Я и Маккой сегодня решили провести вечер в одном уютном баре. Он расположился на крыше небольшого, симпатичного небоскрёба весьма странной формы, и если вы видели когда-нибудь фотографии "дома-огурчика"… в общем, вы меня поняли. Стеклянная крыша с переплетением балок и конструкций здания не препятствовала любоваться красивым видом на ночной город. Выпивка в шотах… хорошенькие женщины… приятная музыка… Что ещё нужно для полного счастья? Но всё это "разнообразие" наводило на меня какую-то тоску, и к концу первого часа я уже откровенно был сыт по горло всей этой милой обстановкой. Когда я сказал, что "было бы неплохо свалить в более весёленькое заведение", Маккой предложил мне отправиться туда самому, а его оставить в покое и созерцании философских истин. Я поразмыслил и решил остаться ещё на некоторое время.

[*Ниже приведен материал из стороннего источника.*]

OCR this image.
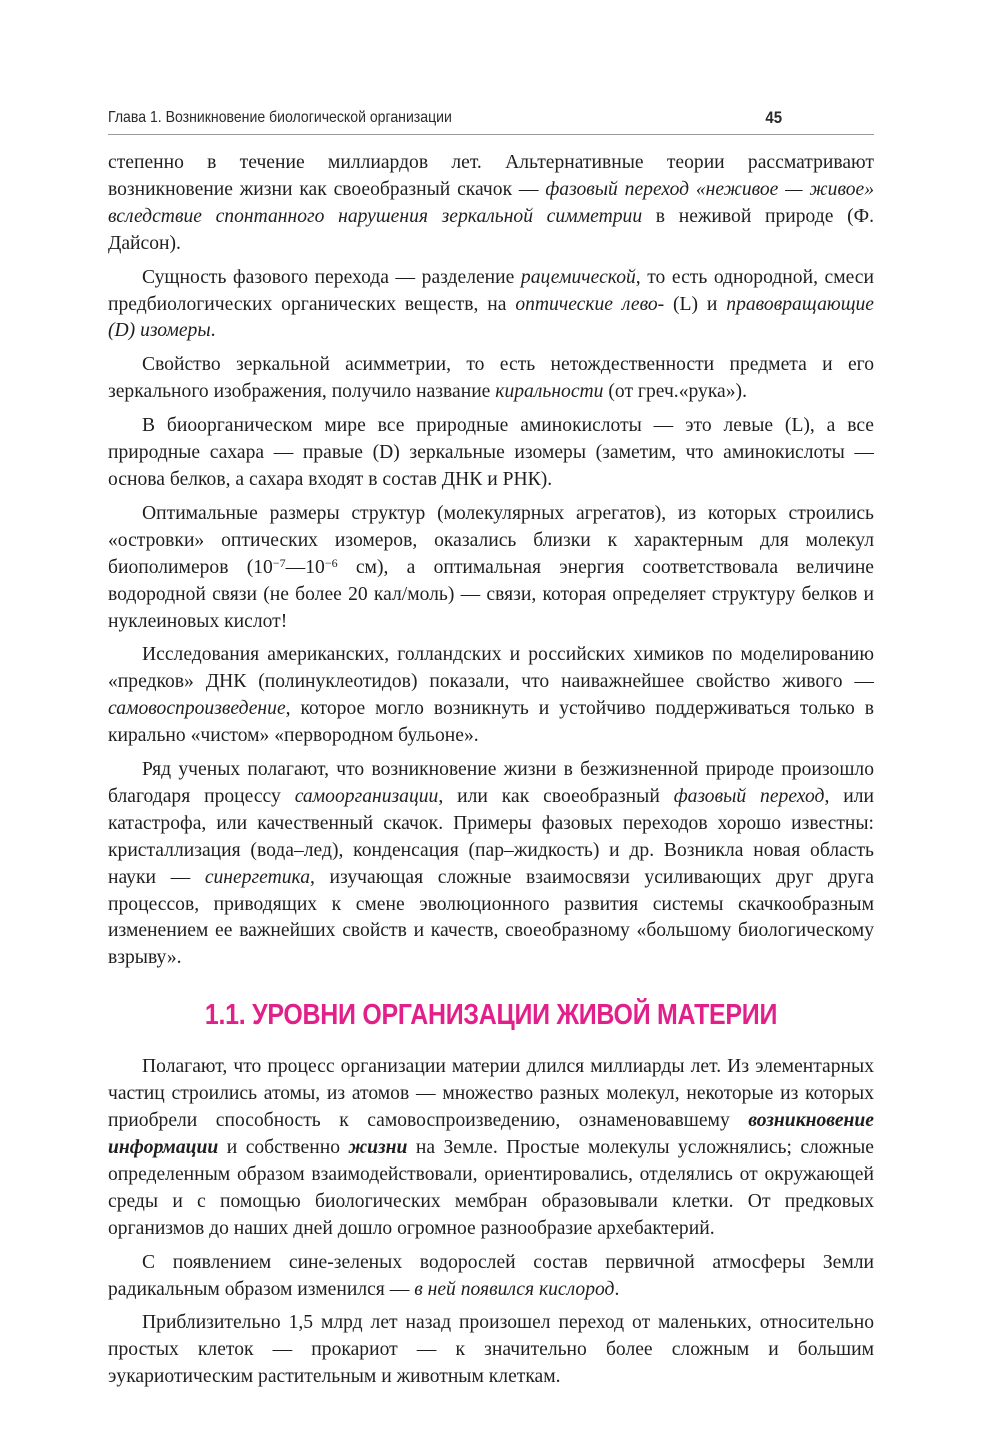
Глава 1. Возникновение биологической организации	45

степенно в течение миллиардов лет. Альтернативные теории рассматривают возникновение жизни как своеобразный скачок — фазовый переход «неживое — живое» вследствие спонтанного нарушения зеркальной симметрии в неживой природе (Ф. Дайсон).

Сущность фазового перехода — разделение рацемической, то есть однородной, смеси предбиологических органических веществ, на оптические лево- (L) и правовращающие (D) изомеры.

Свойство зеркальной асимметрии, то есть нетождественности предмета и его зеркального изображения, получило название киральности (от греч.«рука»).

В биоорганическом мире все природные аминокислоты — это левые (L), а все природные сахара — правые (D) зеркальные изомеры (заметим, что аминокислоты — основа белков, а сахара входят в состав ДНК и РНК).

Оптимальные размеры структур (молекулярных агрегатов), из которых строились «островки» оптических изомеров, оказались близки к характерным для молекул биополимеров ($10^{-7}—10^{-6}$ см), а оптимальная энергия соответствовала величине водородной связи (не более 20 кал/моль) — связи, которая определяет структуру белков и нуклеиновых кислот!

Исследования американских, голландских и российских химиков по моделированию «предков» ДНК (полинуклеотидов) показали, что наиважнейшее свойство живого — самовоспроизведение, которое могло возникнуть и устойчиво поддерживаться только в кирально «чистом» «первородном бульоне».

Ряд ученых полагают, что возникновение жизни в безжизненной природе произошло благодаря процессу самоорганизации, или как своеобразный фазовый переход, или катастрофа, или качественный скачок. Примеры фазовых переходов хорошо известны: кристаллизация (вода–лед), конденсация (пар–жидкость) и др. Возникла новая область науки — синергетика, изучающая сложные взаимосвязи усиливающих друг друга процессов, приводящих к смене эволюционного развития системы скачкообразным изменением ее важнейших свойств и качеств, своеобразному «большому биологическому взрыву».

1.1. УРОВНИ ОРГАНИЗАЦИИ ЖИВОЙ МАТЕРИИ

Полагают, что процесс организации материи длился миллиарды лет. Из элементарных частиц строились атомы, из атомов — множество разных молекул, некоторые из которых приобрели способность к самовоспроизведению, ознаменовавшему возникновение информации и собственно жизни на Земле. Простые молекулы усложнялись; сложные определенным образом взаимодействовали, ориентировались, отделялись от окружающей среды и с помощью биологических мембран образовывали клетки. От предковых организмов до наших дней дошло огромное разнообразие архебактерий.

С появлением сине-зеленых водорослей состав первичной атмосферы Земли радикальным образом изменился — в ней появился кислород.

Приблизительно 1,5 млрд лет назад произошел переход от маленьких, относительно простых клеток — прокариот — к значительно более сложным и большим эукариотическим растительным и животным клеткам.
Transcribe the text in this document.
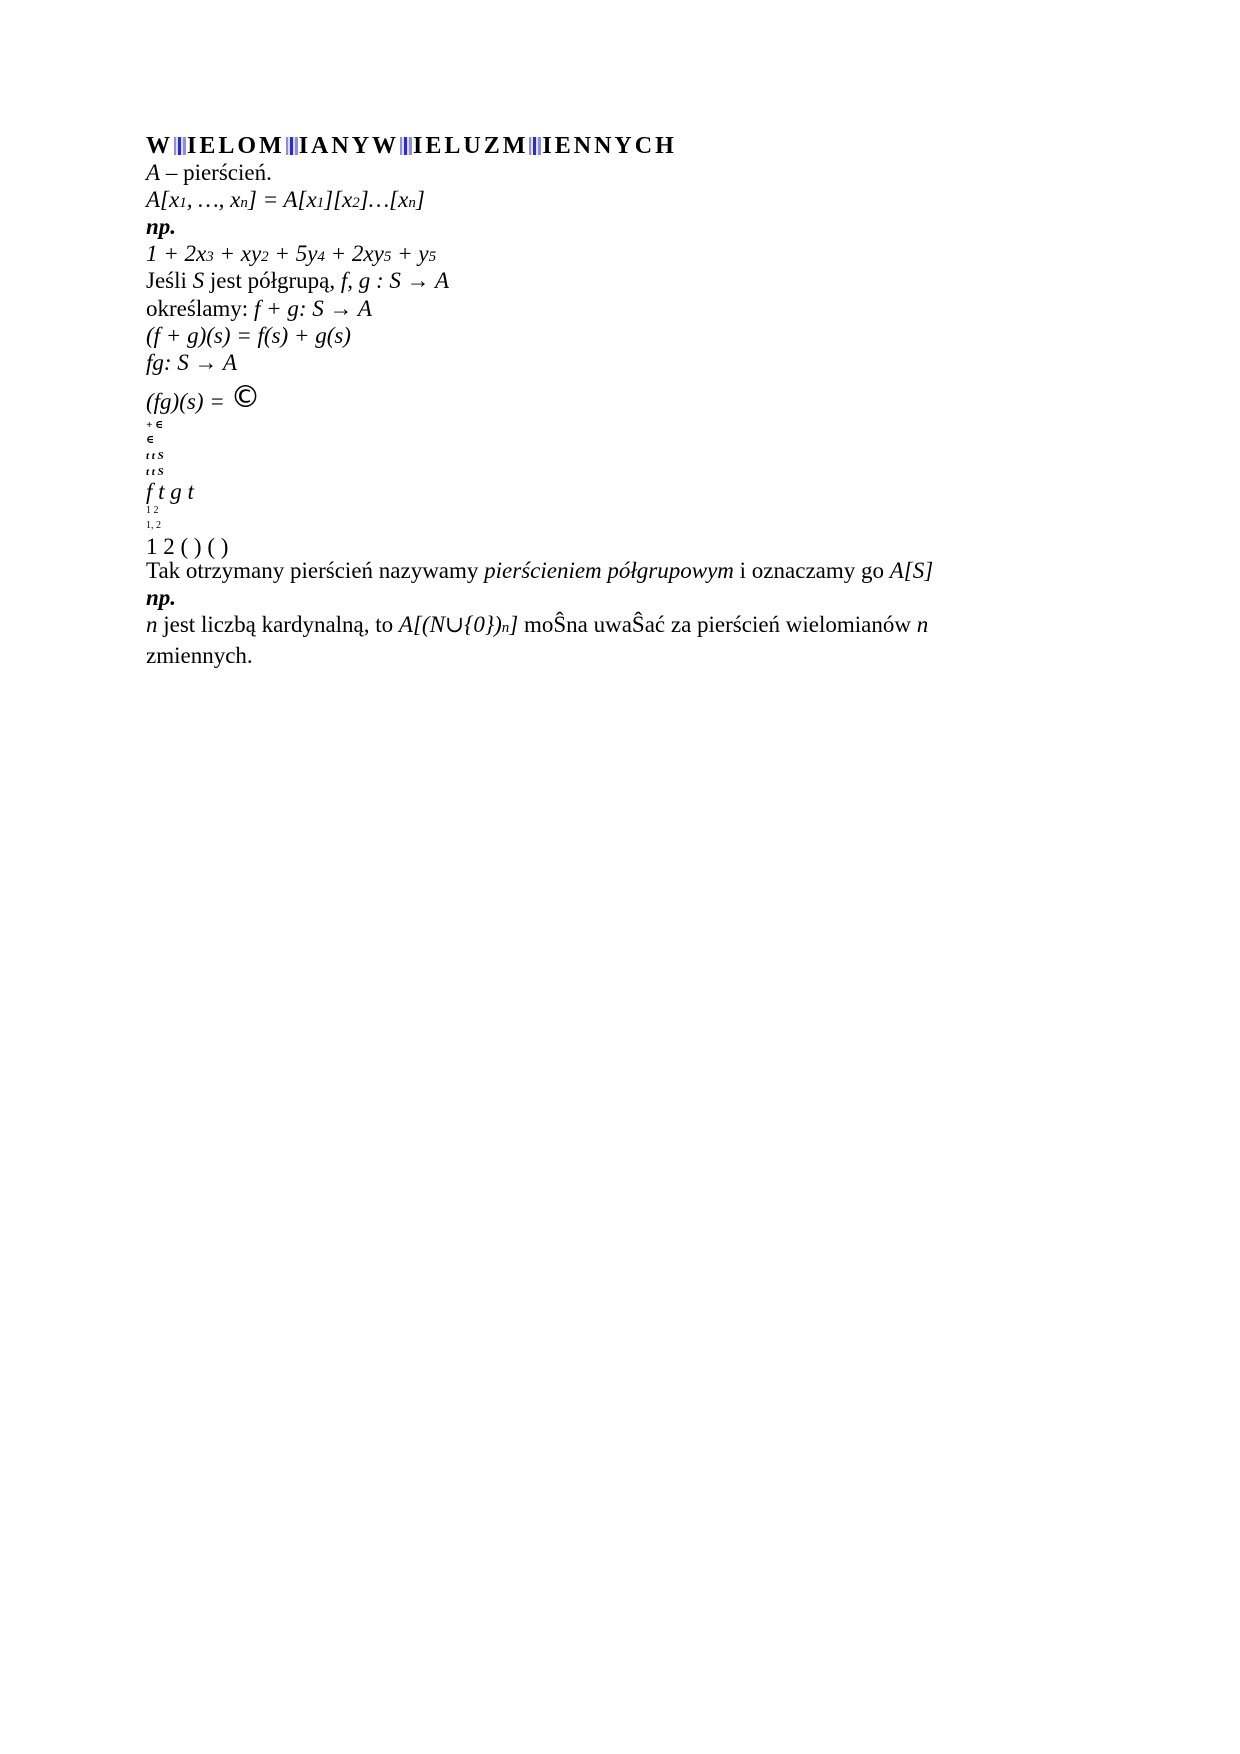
W IELOM IANYW IELUZM IENNYCH
A – pierścień.
A[x1, …, xn] = A[x1][x2]…[xn]
np.
1 + 2x3 + xy2 + 5y4 + 2xy5 + y5
Jeśli S jest półgrupą, f, g : S → A
określamy: f + g: S → A
(f + g)(s) = f(s) + g(s)
fg: S → A
(fg)(s) = ©
+ ∈
∈
t t S
t t S
f t g t
1 2
1, 2
1 2 ( ) ( )
Tak otrzymany pierścień nazywamy pierścieniem półgrupowym i oznaczamy go A[S]
np.
n jest liczbą kardynalną, to A[(N∪{0})n] moŜna uwaŜać za pierścień wielomianów n zmiennych.
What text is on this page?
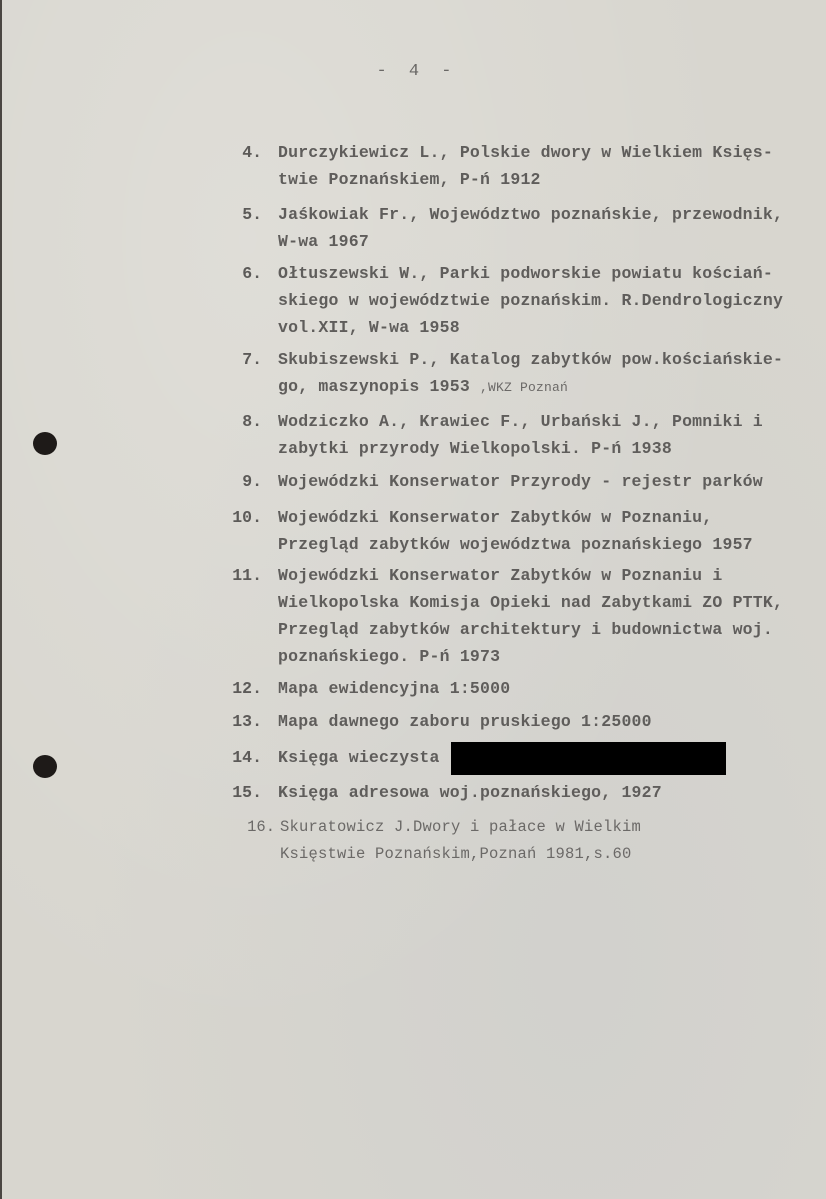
- 4 -
4. Durczykiewicz L., Polskie dwory w Wielkiem Księs-
twie Poznańskiem, P-ń 1912
5. Jaśkowiak Fr., Województwo poznańskie, przewodnik,
W-wa 1967
6. Ołtuszewski W., Parki podworskie powiatu kościań-
skiego w województwie poznańskim. R.Dendrologiczny
vol.XII, W-wa 1958
7. Skubiszewski P., Katalog zabytków pow.kościańskie-
go, maszynopis 1953 ,WKZ Poznań
8. Wodziczko A., Krawiec F., Urbański J., Pomniki i
zabytki przyrody Wielkopolski. P-ń 1938
9. Wojewódzki Konserwator Przyrody - rejestr parków
10. Wojewódzki Konserwator Zabytków w Poznaniu,
Przegląd zabytków województwa poznańskiego 1957
11. Wojewódzki Konserwator Zabytków w Poznaniu i
Wielkopolska Komisja Opieki nad Zabytkami ZO PTTK,
Przegląd zabytków architektury i budownictwa woj.
poznańskiego. P-ń 1973
12. Mapa ewidencyjna 1:5000
13. Mapa dawnego zaboru pruskiego 1:25000
14. Księga wieczysta
15. Księga adresowa woj.poznańskiego, 1927
16. Skuratowicz J.Dwory i pałace w Wielkim
Księstwie Poznańskim,Poznań 1981,s.60
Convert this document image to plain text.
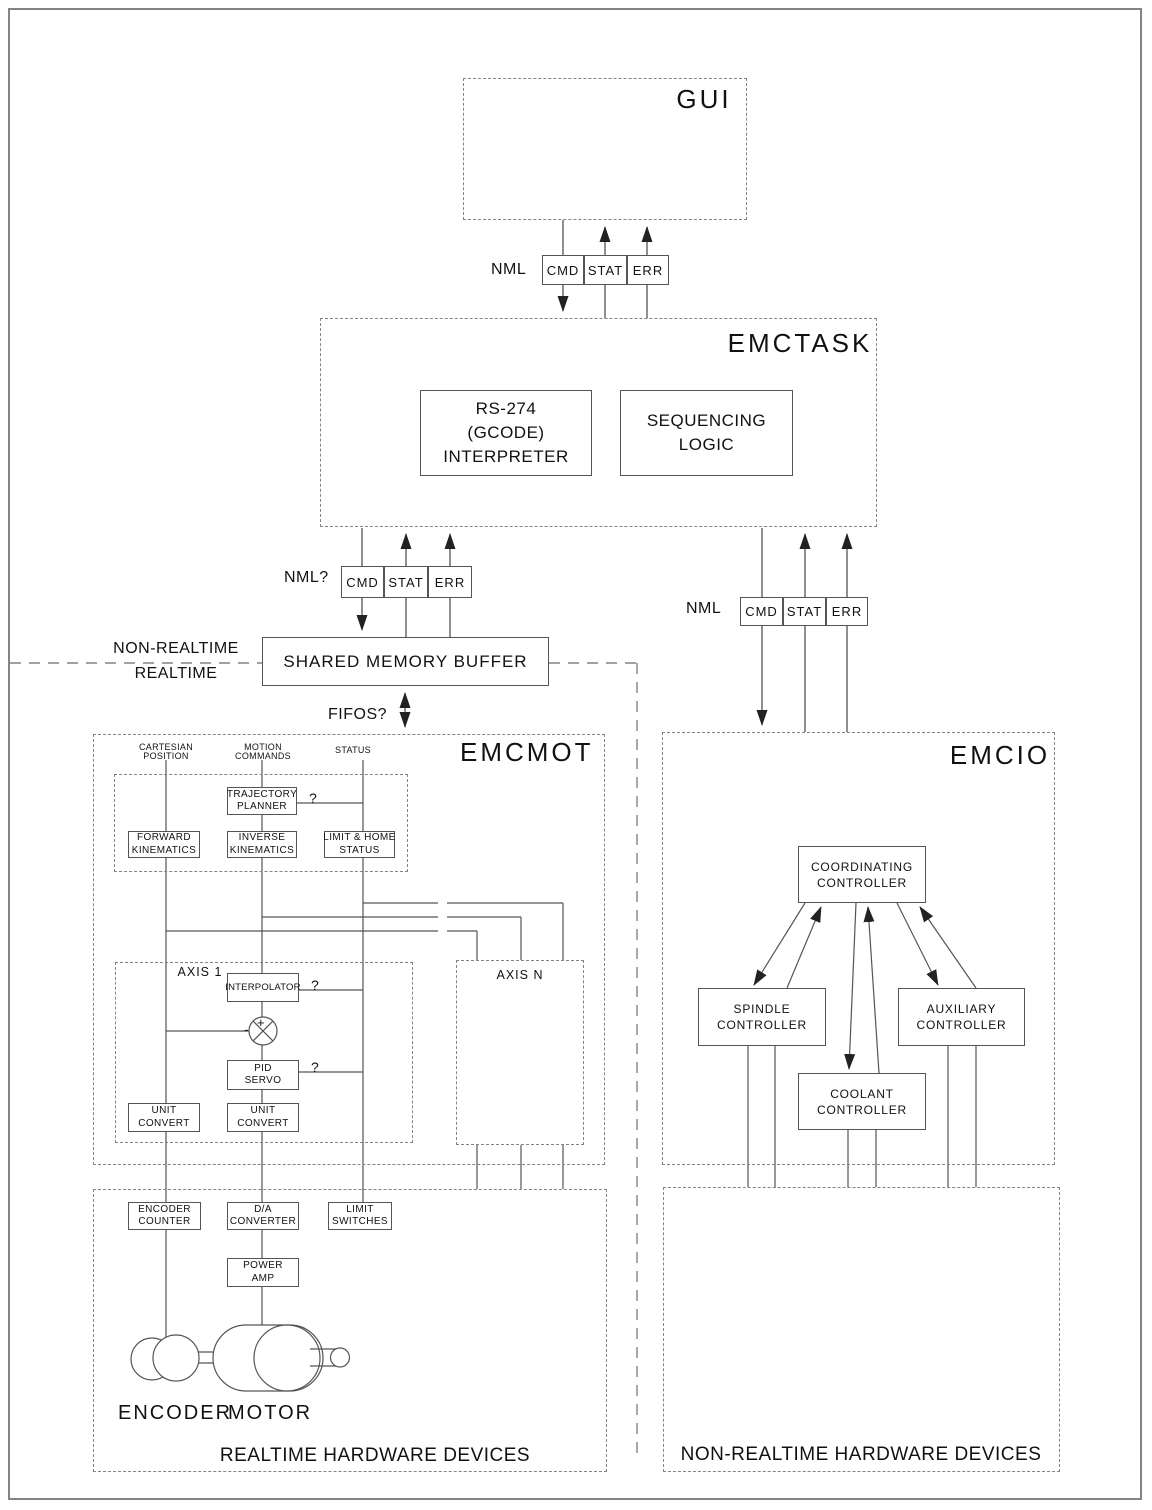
GUI
NML	CMD STAT ERR
EMCTASK
RS-274
(GCODE)
INTERPRETER
SEQUENCING
LOGIC
NML?	CMD STAT ERR
NML	CMD STAT ERR
NON-REALTIME
REALTIME
SHARED MEMORY BUFFER
FIFOS?
EMCMOT
CARTESIAN
POSITION
MOTION
COMMANDS
STATUS
TRAJECTORY
PLANNER
?
FORWARD
KINEMATICS
INVERSE
KINEMATICS
LIMIT & HOME
STATUS
AXIS 1
INTERPOLATOR ?
+
-
PID
SERVO
?
UNIT
CONVERT
UNIT
CONVERT
AXIS N
EMCIO
COORDINATING
CONTROLLER
SPINDLE
CONTROLLER
AUXILIARY
CONTROLLER
COOLANT
CONTROLLER
ENCODER
COUNTER
D/A
CONVERTER
LIMIT
SWITCHES
POWER
AMP
ENCODER
MOTOR
REALTIME HARDWARE DEVICES	NON-REALTIME HARDWARE DEVICES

За окном мне весело подмигивали огоньки — лазерные лучи периодически шарили по небу в хаотичном танце. Ветер бил в стёкла резкими порывами, облака уже наползали неуклюжими громадами на луну, и она, словно корабль в бурном море, то появлялась, то снова исчезала из виду. В бокале плескалась выпивка, и мне вдруг стало откровенно всё равно, и душа, не смея воспарить в потоке блаженства, всё искала среди разношёрстной публики образ доброго, светлого и родного, но — тщетно. О чём думал Леонард? Не знаю, но по-моему, он откровенно наслаждался обстановкой или просто дремал над своим бокалом, не замечая ничего вокруг: "Как же, так я и поверил".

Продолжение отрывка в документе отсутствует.